Poco prima di morire è protagonista, insieme all’amanuense Giorgio Galbiate, di una sensazionale scoperta nel monastero di San Colombano a Bobbio: ritrova, infatti, settanta componimenti greci e latini, ora noti con il nome di Epigrammata Bobiensia, che entrano a far parte della sua ricca biblioteca. Attraverso un atto testamentario, Merula manifesterà comunque la propria volontà di lasciare parte della sua collezione libraria (i testi latini) alla chiesa di San Marco[10] di Alessandria; la restante parte (i volumi greci) a Ludovico il Moro. In realtà, per volontà ducale, tutti i libri verranno messi a disposizione del continuatore dell’opera storica, l’allievo Tristano Calco[11].

Merula rimane presso l’Accademia milanese fino al 1494, anno della sua scomparsa a causa di un cancro alla lingua.  Esequie solenni vengono celebrate nella chiesa di sant’Eustorgio; al discepolo Lancino Corte[12] spetta il compito di scrivere l’epitaffio scolpito sul sepolcro[13] presso l’altare maggiore della medesima chiesa.

“A questo più illustre dei suoi figli Alessandria” – come sottolinea ironicamente Fausto Bima[14] – “ha dedicato un vicolo”, che si trova tra piazza Marconi e via Lanza[15].

 

 

 

 

[1] Ferdinando Gabotto, Angelo Confalonieri, Vita di Giorgio Merula, Tipografia Jacquemnd, 1893.

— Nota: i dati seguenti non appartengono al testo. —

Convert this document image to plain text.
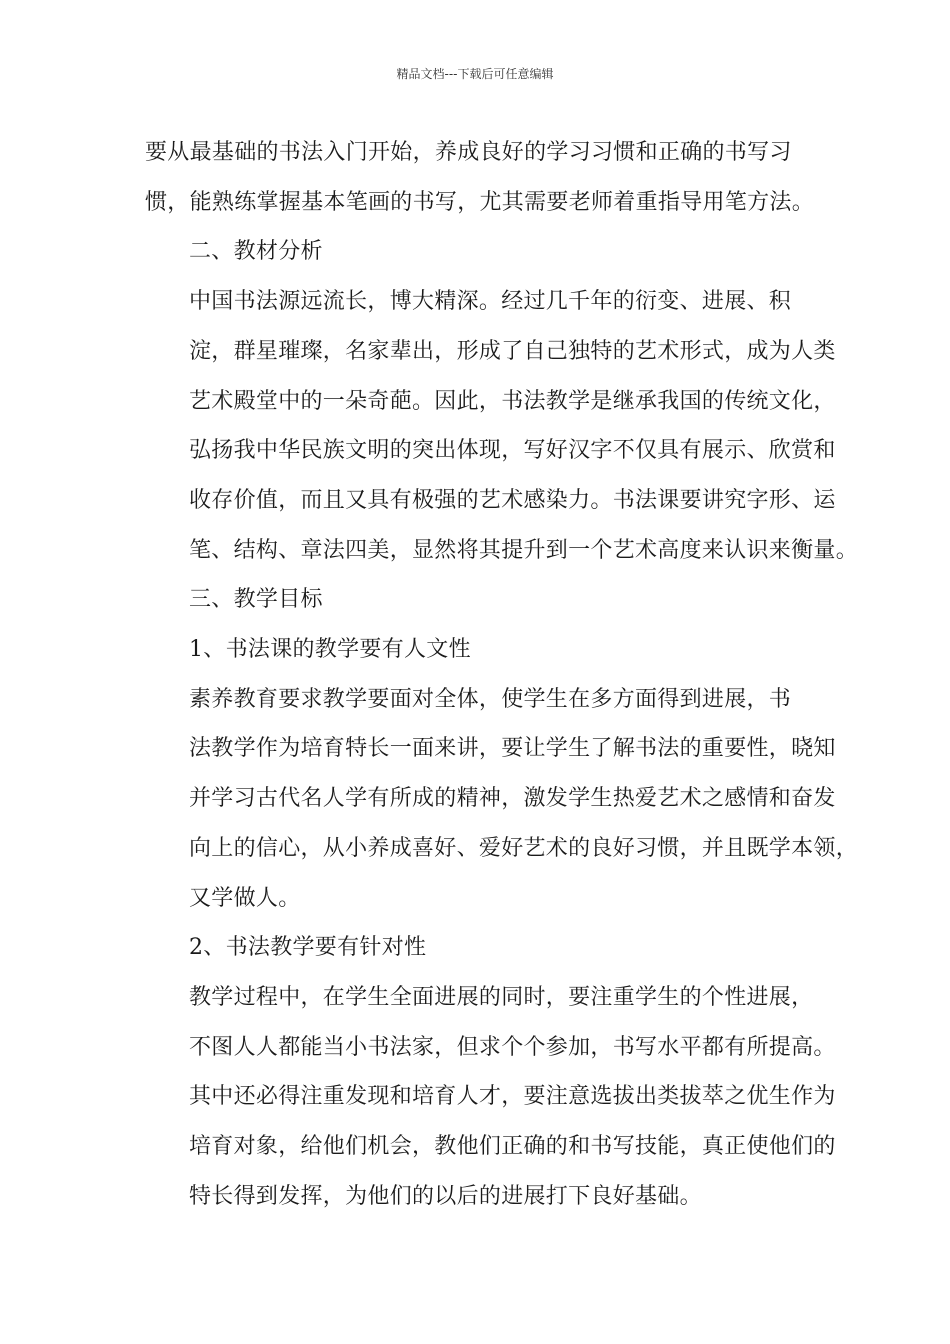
精品文档---下载后可任意编辑

要从最基础的书法入门开始，养成良好的学习习惯和正确的书写习
惯，能熟练掌握基本笔画的书写，尤其需要老师着重指导用笔方法。

二、教材分析

中国书法源远流长，博大精深。经过几千年的衍变、进展、积
淀，群星璀璨，名家辈出，形成了自己独特的艺术形式，成为人类
艺术殿堂中的一朵奇葩。因此，书法教学是继承我国的传统文化，
弘扬我中华民族文明的突出体现，写好汉字不仅具有展示、欣赏和
收存价值，而且又具有极强的艺术感染力。书法课要讲究字形、运
笔、结构、章法四美，显然将其提升到一个艺术高度来认识来衡量。

三、教学目标

1、书法课的教学要有人文性

素养教育要求教学要面对全体，使学生在多方面得到进展，书
法教学作为培育特长一面来讲，要让学生了解书法的重要性，晓知
并学习古代名人学有所成的精神，激发学生热爱艺术之感情和奋发
向上的信心，从小养成喜好、爱好艺术的良好习惯，并且既学本领，
又学做人。

2、书法教学要有针对性

教学过程中，在学生全面进展的同时，要注重学生的个性进展，
不图人人都能当小书法家，但求个个参加，书写水平都有所提高。
其中还必得注重发现和培育人才，要注意选拔出类拔萃之优生作为
培育对象，给他们机会，教他们正确的和书写技能，真正使他们的
特长得到发挥，为他们的以后的进展打下良好基础。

[2] Francesco Filelfo (Tolentino, 25 luglio 1398Firenze, 31 luglio 1481) contribuisce a diffondere la cultura umanistica nell’ambiente lombardo. Tra le sue opere più importanti, le Satyrae.

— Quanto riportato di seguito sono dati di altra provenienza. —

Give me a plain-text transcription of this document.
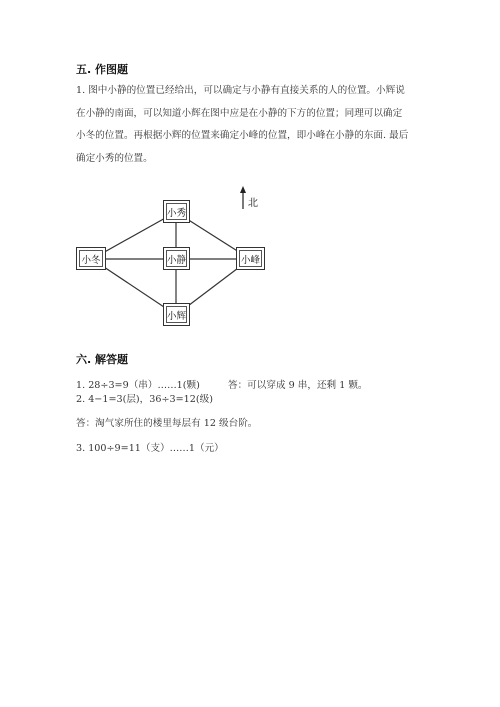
五. 作图题
1. 图中小静的位置已经给出，可以确定与小静有直接关系的人的位置。小辉说
在小静的南面，可以知道小辉在图中应是在小静的下方的位置；同理可以确定
小冬的位置。再根据小辉的位置来确定小峰的位置，即小峰在小静的东面. 最后
确定小秀的位置。
北
小秀
小静
小冬	小峰
小辉
六. 解答题
1. 28÷3=9（串）……1(颗)	答：可以穿成 9 串，还剩 1 颗。
2. 4−1=3(层)，36÷3=12(级)
答：淘气家所住的楼里每层有 12 级台阶。
3. 100÷9=11（支）……1（元）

[3] Gregorio Tifernate, noto anche come Gregorio da Città di Castello (Cortona, 1414Venezia, 1462), filologo, grecista e umanista.

[4] Domizio Calderini (Torri del Benaco, 1446Roma, 1478), segretario apostolico di papa Sisto IV. Cura un’edizione delle Silvae di Papinio Stazio e redige alcuni commenti alle opere di autori latini.

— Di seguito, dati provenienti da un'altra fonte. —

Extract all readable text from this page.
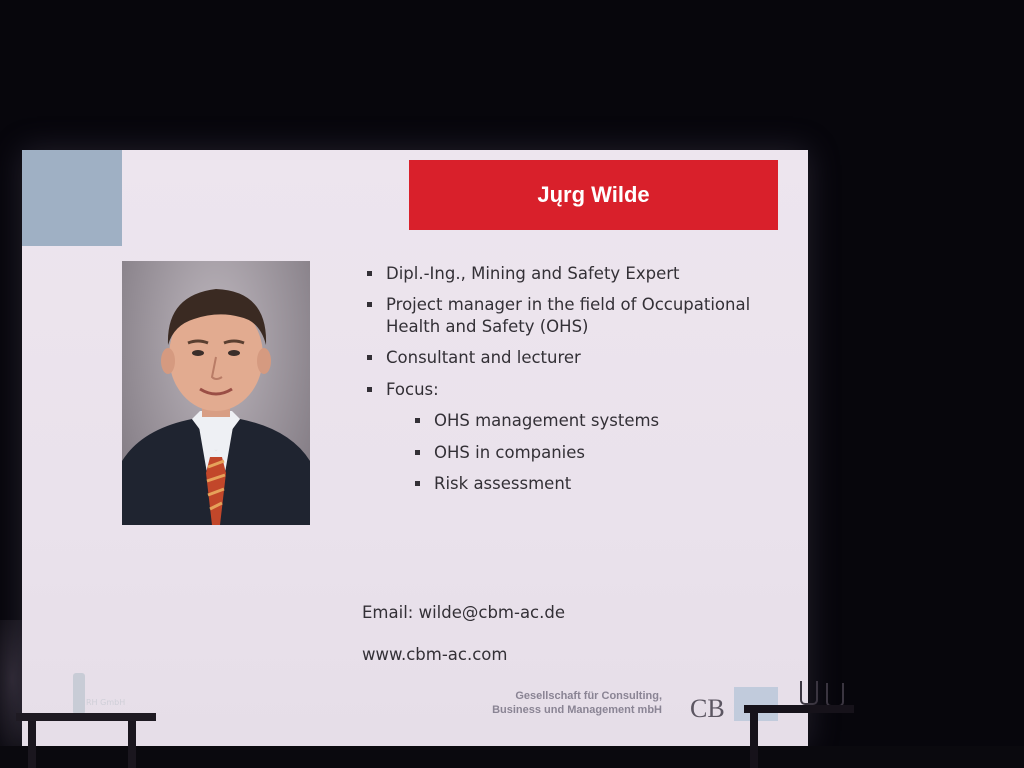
Jųrg Wilde
Dipl.-Ing., Mining and Safety Expert
Project manager in the field of Occupational Health and Safety (OHS)
Consultant and lecturer
Focus:
OHS management systems
OHS in companies
Risk assessment
Email: wilde@cbm-ac.de
www.cbm-ac.com
Gesellschaft für Consulting,
Business und Management mbH CB
RH GmbH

[5] Galeotto Marzio (Narni, 1427Boemia, 1490), umanista.

[6] Filippo Beroaldo, il Vecchio, (Bologna, 14531505), professore di retorica e poesia. Appronta diverse edizioni di testi classici ricche di erudizione antiquaria.

[7] Agnolo (Angelo) Ambrogini, detto Poliziano (Montepulciano, 14 luglio 1454Firenze, 29 settembre 1494), poeta e filologo. La sua opera più nota s’intitola: Stanze cominciate per la giostra del magnifico Giuliano di Piero de’ Medici.

[8] Ludovico Maria Sforza detto il Moro (Milano, 27 luglio o 3 agosto 1452Loches, 27 maggio 1508) , duca di Bari, poi reggente del Ducato di Milano affiancando il nipote Gian Galeazzo Maria Sforza, infine duca dal 1494 al 1499.

[9] Ermolao Barbaro, detto il Giovane, (Venezia, 21 maggio 1454Roma, 14 giugno 1493), umanista e filosofo. Patriarca di Aquileia e diplomatico al servizio della Repubblica di Venezia.

[10] Risale al XIII secolo. A seguito dell’occupazione napoleonica, è adibita a magazzino militare. Nel 1805, dopo l’abbattimento del vecchio duomo, viene ristrutturata, ampliata e destinata a massimo tempio cittadino.

[11] Tristano Calco (Milano, 1455).  La sua opera più nota è il Mediolanensis historiæ libri XX.

[12] Lancino Curti, citato anche come Corte, (Ducato di Milano, … – Ducato di Milano2 febbraio 1512) , poeta in lingua latina e autore di epigrammi.

[13] “Vizi aliit inter spinai mundique procella. Nunt hospes caeli Merula vivo mihi”

[14] Fausto Bima, Storia degli Alessandrini, Tipografia Ferrari-Occella & C., Alessandria, 1965

[15] Vicolo comunque noto a generazioni di alessandrini perché sede del mitico locale “Il Buco” dove si poteva mangiare la “bellecalda”. Secondo la vulgata popolare, Savino Toschi arrivò dal pistoiese in Alessandria ai primi del ‘900 insieme al fratello gemello Michele. Il primo aprì un negozio in via Bergamo, il secondo in via Merula.